Here, I will give a proof that the alternating harmonic series converges to 0!

**Step 1:** We rewrite the sum as follows.

\[1-\frac{1}{2}+\frac{1}{3}-\ldots = \left( 1+\frac{1}{2}+\frac{1}{3}+\ldots \right) - 2 \left( \frac{1}{2}+\frac{1}{4}+\frac{1}{6}+\ldots \right)\]

**Step 2:** We express the two separated sums in sigma notation.

\[\left( 1+\frac{1}{2}+\frac{1}{3}+\ldots \right) - 2 \left( \frac{1}{2}+\frac{1}{4}+\frac{1}{6}+\ldots \right) = \left( \sum_{n=1}^{\infty} \frac{1}{n} \right) - 2 \left( \sum_{n=1}^{\infty} \frac{1}{2n} \right)\]

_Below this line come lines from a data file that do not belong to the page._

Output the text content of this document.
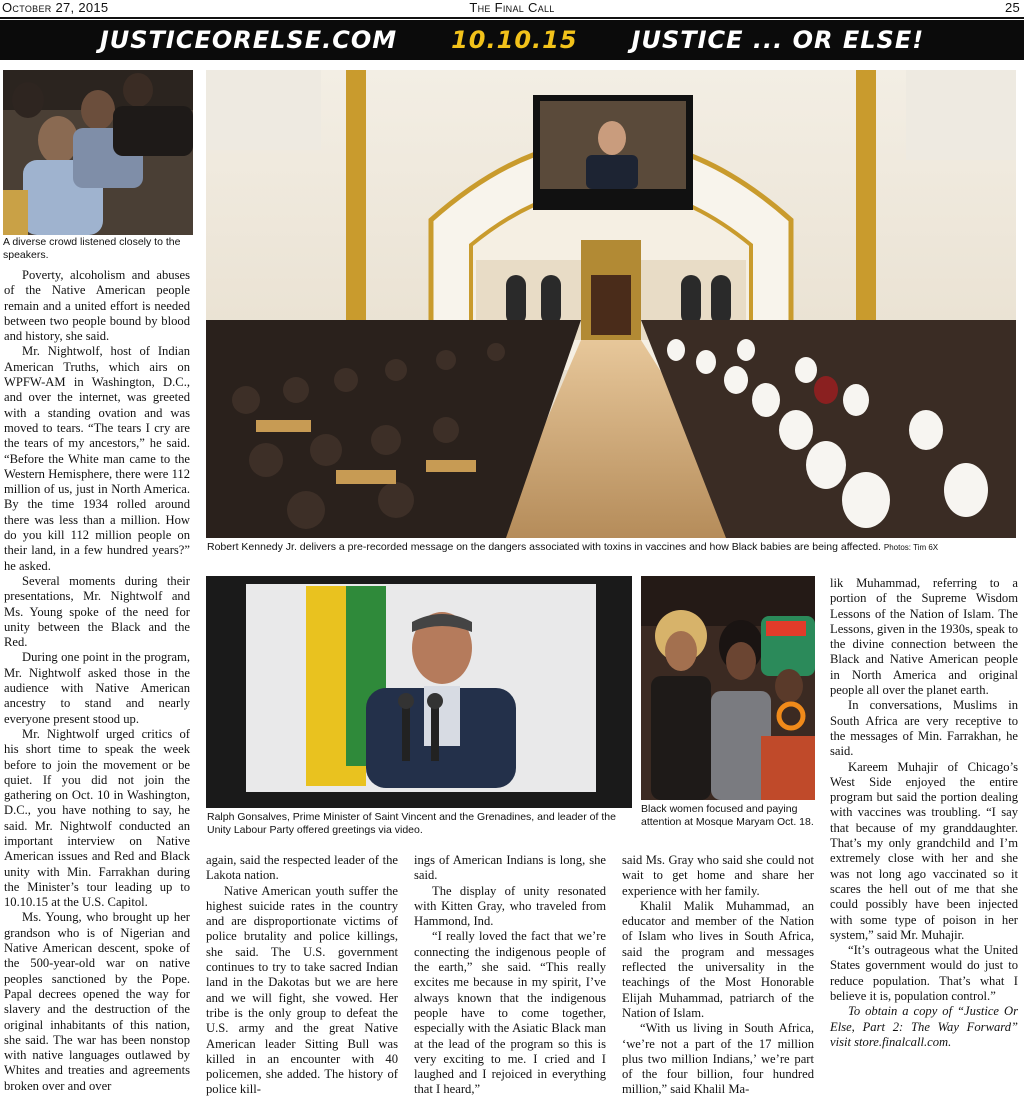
October 27, 2015	The Final Call	25
JUSTICEORELSE.COM 10.10.15 JUSTICE ... OR ELSE!
A diverse crowd listened closely to the speakers.
Robert Kennedy Jr. delivers a pre-recorded message on the dangers associated with toxins in vaccines and how Black babies are being affected. Photos: Tim 6X
Ralph Gonsalves, Prime Minister of Saint Vincent and the Grenadines, and leader of the Unity Labour Party offered greetings via video.
Black women focused and paying attention at Mosque Maryam Oct. 18.

Poverty, alcoholism and abuses of the Native American people remain and a united effort is needed between two people bound by blood and history, she said.

Mr. Nightwolf, host of Indian American Truths, which airs on WPFW-AM in Washington, D.C., and over the internet, was greeted with a standing ovation and was moved to tears. “The tears I cry are the tears of my ancestors,” he said. “Before the White man came to the Western Hemisphere, there were 112 million of us, just in North America. By the time 1934 rolled around there was less than a million. How do you kill 112 million people on their land, in a few hundred years?” he asked.

Several moments during their presentations, Mr. Nightwolf and Ms. Young spoke of the need for unity between the Black and the Red.

During one point in the program, Mr. Nightwolf asked those in the audience with Native American ancestry to stand and nearly everyone present stood up.

Mr. Nightwolf urged critics of his short time to speak the week before to join the movement or be quiet. If you did not join the gathering on Oct. 10 in Washington, D.C., you have nothing to say, he said. Mr. Nightwolf conducted an important interview on Native American issues and Red and Black unity with Min. Farrakhan during the Minister’s tour leading up to 10.10.15 at the U.S. Capitol.

Ms. Young, who brought up her grandson who is of Nigerian and Native American descent, spoke of the 500-year-old war on native peoples sanctioned by the Pope. Papal decrees opened the way for slavery and the destruction of the original inhabitants of this nation, she said. The war has been nonstop with native languages outlawed by Whites and treaties and agreements broken over and over

again, said the respected leader of the Lakota nation.

Native American youth suffer the highest suicide rates in the country and are disproportionate victims of police brutality and police killings, she said. The U.S. government continues to try to take sacred Indian land in the Dakotas but we are here and we will fight, she vowed. Her tribe is the only group to defeat the U.S. army and the great Native American leader Sitting Bull was killed in an encounter with 40 policemen, she added. The history of police kill-

ings of American Indians is long, she said.

The display of unity resonated with Kitten Gray, who traveled from Hammond, Ind.

“I really loved the fact that we’re connecting the indigenous people of the earth,” she said. “This really excites me because in my spirit, I’ve always known that the indigenous people have to come together, especially with the Asiatic Black man at the lead of the program so this is very exciting to me. I cried and I laughed and I rejoiced in everything that I heard,”

said Ms. Gray who said she could not wait to get home and share her experience with her family.

Khalil Malik Muhammad, an educator and member of the Nation of Islam who lives in South Africa, said the program and messages reflected the universality in the teachings of the Most Honorable Elijah Muhammad, patriarch of the Nation of Islam.

“With us living in South Africa, ‘we’re not a part of the 17 million plus two million Indians,’ we’re part of the four billion, four hundred million,” said Khalil Ma-

lik Muhammad, referring to a portion of the Supreme Wisdom Lessons of the Nation of Islam. The Lessons, given in the 1930s, speak to the divine connection between the Black and Native American people in North America and original people all over the planet earth.

In conversations, Muslims in South Africa are very receptive to the messages of Min. Farrakhan, he said.

Kareem Muhajir of Chicago’s West Side enjoyed the entire program but said the portion dealing with vaccines was troubling. “I say that because of my granddaughter. That’s my only grandchild and I’m extremely close with her and she was not long ago vaccinated so it scares the hell out of me that she could possibly have been injected with some type of poison in her system,” said Mr. Muhajir.

“It’s outrageous what the United States government would do just to reduce population. That’s what I believe it is, population control.”

To obtain a copy of “Justice Or Else, Part 2: The Way Forward” visit store.finalcall.com.
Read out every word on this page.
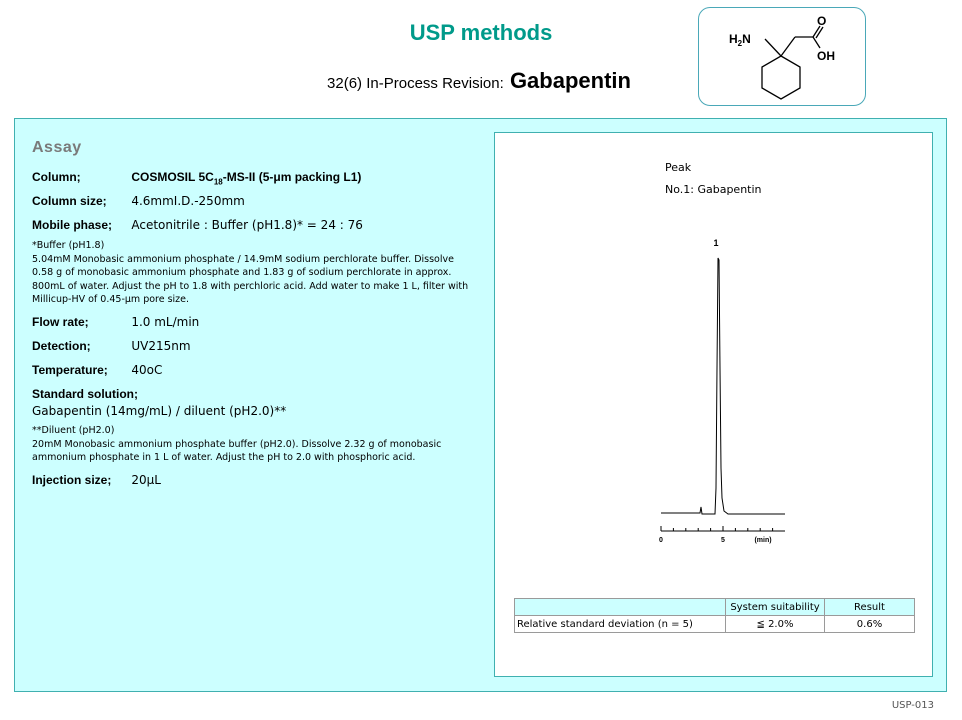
USP methods
32(6) In-Process Revision: Gabapentin
$H_2N$
O
OH
Assay
Column;	COSMOSIL $5C_{18}-MS-II$ (5-μm packing L1)
Column size; 4.6mmI.D.-250mm
Mobile phase; Acetonitrile : Buffer (pH1.8)* = 24 : 76
*Buffer (pH1.8)
5.04mM Monobasic ammonium phosphate / 14.9mM sodium perchlorate buffer. Dissolve
0.58 g of monobasic ammonium phosphate and 1.83 g of sodium perchlorate in approx.
800mL of water. Adjust the pH to 1.8 with perchloric acid. Add water to make 1 L, filter with
Millicup-HV of 0.45-μm pore size.
Flow rate;	1.0 mL/min
Detection;	UV215nm
Temperature; 40oC
Standard solution;
Gabapentin (14mg/mL) / diluent (pH2.0)**
**Diluent (pH2.0)
20mM Monobasic ammonium phosphate buffer (pH2.0). Dissolve 2.32 g of monobasic
ammonium phosphate in 1 L of water. Adjust the pH to 2.0 with phosphoric acid.
Injection size; 20μL
Peak
No.1: Gabapentin
1
0	5	(min)
	System suitability	Result
Relative standard deviation (n = 5)	≦ 2.0%	0.6%
USP-013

**Step 3:** We use the distributive property.

\[\left( \sum_{n=1}^{\infty} \frac{1}{n} \right) - 2 \left( \sum_{n=1}^{\infty} \frac{1}{2n} \right) = \left( \sum_{n=1}^{\infty} \frac{1}{n} \right) - \left( \sum_{n=1}^{\infty} \frac{2}{2n} \right) = \left( \sum_{n=1}^{\infty} \frac{1}{n} \right) - \left( \sum_{n=1}^{\infty} \frac{1}{n} \right)\]

**Step 4**: We combine the two sums.

\[\left( \sum_{n=1}^{\infty} \frac{1}{n} \right) - \left( \sum_{n=1}^{\infty} \frac{1}{n} \right) = \sum_{n=1}^{\infty} \left( \frac{1}{n} - \frac{1}{n} \right) = \sum_{n=1}^{\infty} 0 = \boxed{0}\]

Which step(s) is/are flawed, causing this proof to be invalid?